EMPRESÁRIOS NACIONAIS PEDEM PROTECÇÃO CONTRA CONCORRÊNCIA DESLEAL CHINESA NO SECTOR DE INERTES


Maputo
– A Associação dos Exploradores de Inertes na Província de Maputo apelou recentemente ao Estado para uma intervenção urgente, visando proteger os empresários moçambicanos do ramo face àquella que classificam como uma "invasão" de investidores chineses, receando uma verdadeira "recolonização" económica.

O apelo foi formulado durante um encontro com o Secretário de Estado na província de Maputo, Henrique Bong. Membros da agremiação expressaram profunda preocupação com a actuação dos investidores chineses, que, após servirem como clientes na compra de areia, passaram a explorar directamente a fonte, detendo uma capacidade operacional "bem acima da dos moçambicanos".


"Nós somos exploradores no rio, eles eram nossos clientes desde há muito, compravam areia a nós e revendiam. Hoje já querem ir à fonte", lamentou um dos exploradores presentes na reunião. A preocupação estende-se ao receio de que, se não houver protecção estatal para os empresários nacionais, "os chineses vão tomar conta de tudo, os chineses vão fazer tudo aqui neste país".
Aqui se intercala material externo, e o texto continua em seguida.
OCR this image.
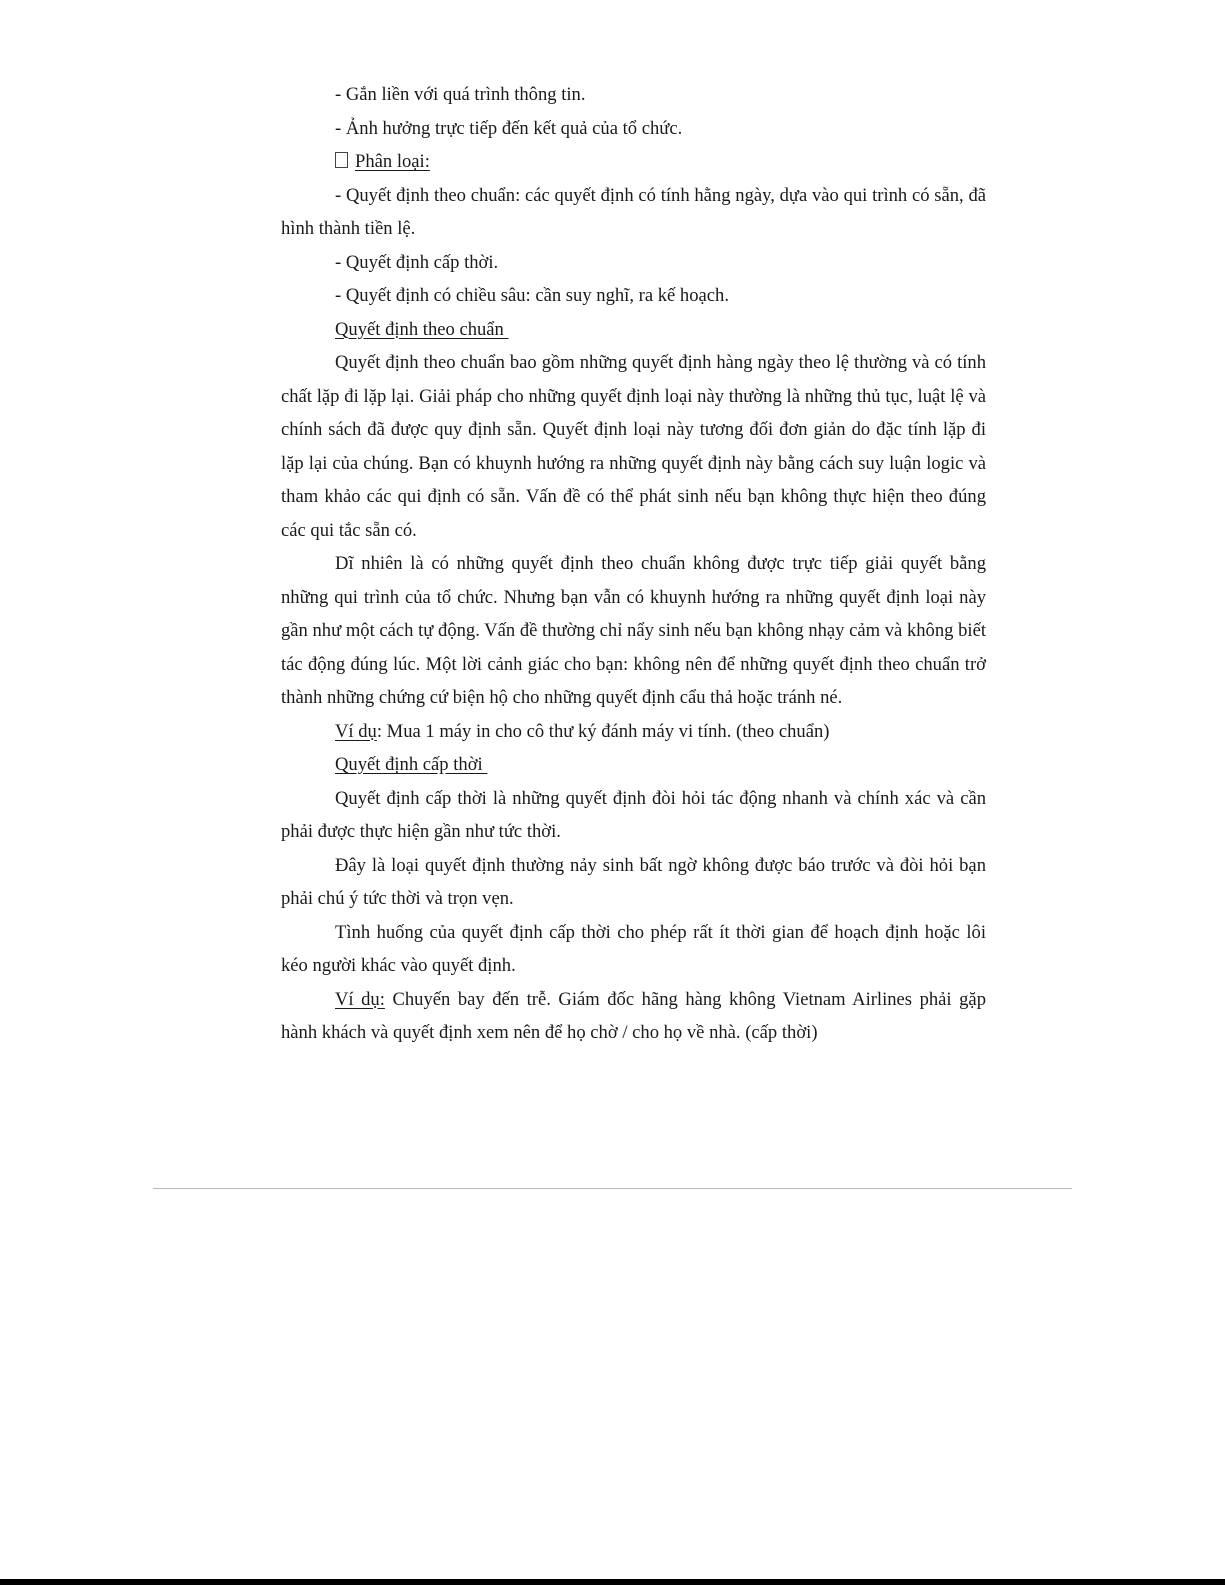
- Gắn liền với quá trình thông tin.

- Ảnh hưởng trực tiếp đến kết quả của tổ chức.

Phân loại:

- Quyết định theo chuẩn: các quyết định có tính hằng ngày, dựa vào qui trình có sẵn, đã hình thành tiền lệ.

- Quyết định cấp thời.

- Quyết định có chiều sâu: cần suy nghĩ, ra kế hoạch.

Quyết định theo chuẩn

Quyết định theo chuẩn bao gồm những quyết định hàng ngày theo lệ thường và có tính chất lặp đi lặp lại. Giải pháp cho những quyết định loại này thường là những thủ tục, luật lệ và chính sách đã được quy định sẵn. Quyết định loại này tương đối đơn giản do đặc tính lặp đi lặp lại của chúng. Bạn có khuynh hướng ra những quyết định này bằng cách suy luận logic và tham khảo các qui định có sẵn. Vấn đề có thể phát sinh nếu bạn không thực hiện theo đúng các qui tắc sẵn có.

Dĩ nhiên là có những quyết định theo chuẩn không được trực tiếp giải quyết bằng những qui trình của tổ chức. Nhưng bạn vẫn có khuynh hướng ra những quyết định loại này gần như một cách tự động. Vấn đề thường chỉ nẩy sinh nếu bạn không nhạy cảm và không biết tác động đúng lúc. Một lời cảnh giác cho bạn: không nên để những quyết định theo chuẩn trở thành những chứng cứ biện hộ cho những quyết định cẩu thả hoặc tránh né.

Ví dụ: Mua 1 máy in cho cô thư ký đánh máy vi tính. (theo chuẩn)

Quyết định cấp thời

Quyết định cấp thời là những quyết định đòi hỏi tác động nhanh và chính xác và cần phải được thực hiện gần như tức thời.

Đây là loại quyết định thường nảy sinh bất ngờ không được báo trước và đòi hỏi bạn phải chú ý tức thời và trọn vẹn.

Tình huống của quyết định cấp thời cho phép rất ít thời gian để hoạch định hoặc lôi kéo người khác vào quyết định.

Ví dụ: Chuyến bay đến trễ. Giám đốc hãng hàng không Vietnam Airlines phải gặp hành khách và quyết định xem nên để họ chờ / cho họ về nhà. (cấp thời)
A Associação sublinha que os empresários nacionais têm assegurado o abastecimento de areia nas urbes moçambicanas e questionam a necessidade de abrir este trabalho aos chineses. "O chinês está em tudo hoje em dia, ele faz tudo, até bloco ele faz. O que falta amanhã é vermos chinês a vender tomate", acrescentou o mesmo empresário, sugerindo que os investimentos estrangeiros deviam focar-se em grandes investimentos que os moçambicanos não conseguem desenvolver.



Em resposta ao "grito de socorro" dos empresários, o Secretário de Estado Henrique Bong aconselhou a busca de diálogo entre os empresários e a associação, enfatizando que "a regra principal é seguir as normas que a associação reconhecida tem". A autoridade salientou, contudo, que não se pode proibir a extracção, desde que as regras sejam seguidas.

Segundo informações apuradas, os referidos investidores chineses possuem licença de exploração de inertes desde 2017, mas só este ano iniciaram as operações de extracção. A sua superior capacidade operacional é um dos pontos de maior apreensão para os exploradores nacionais.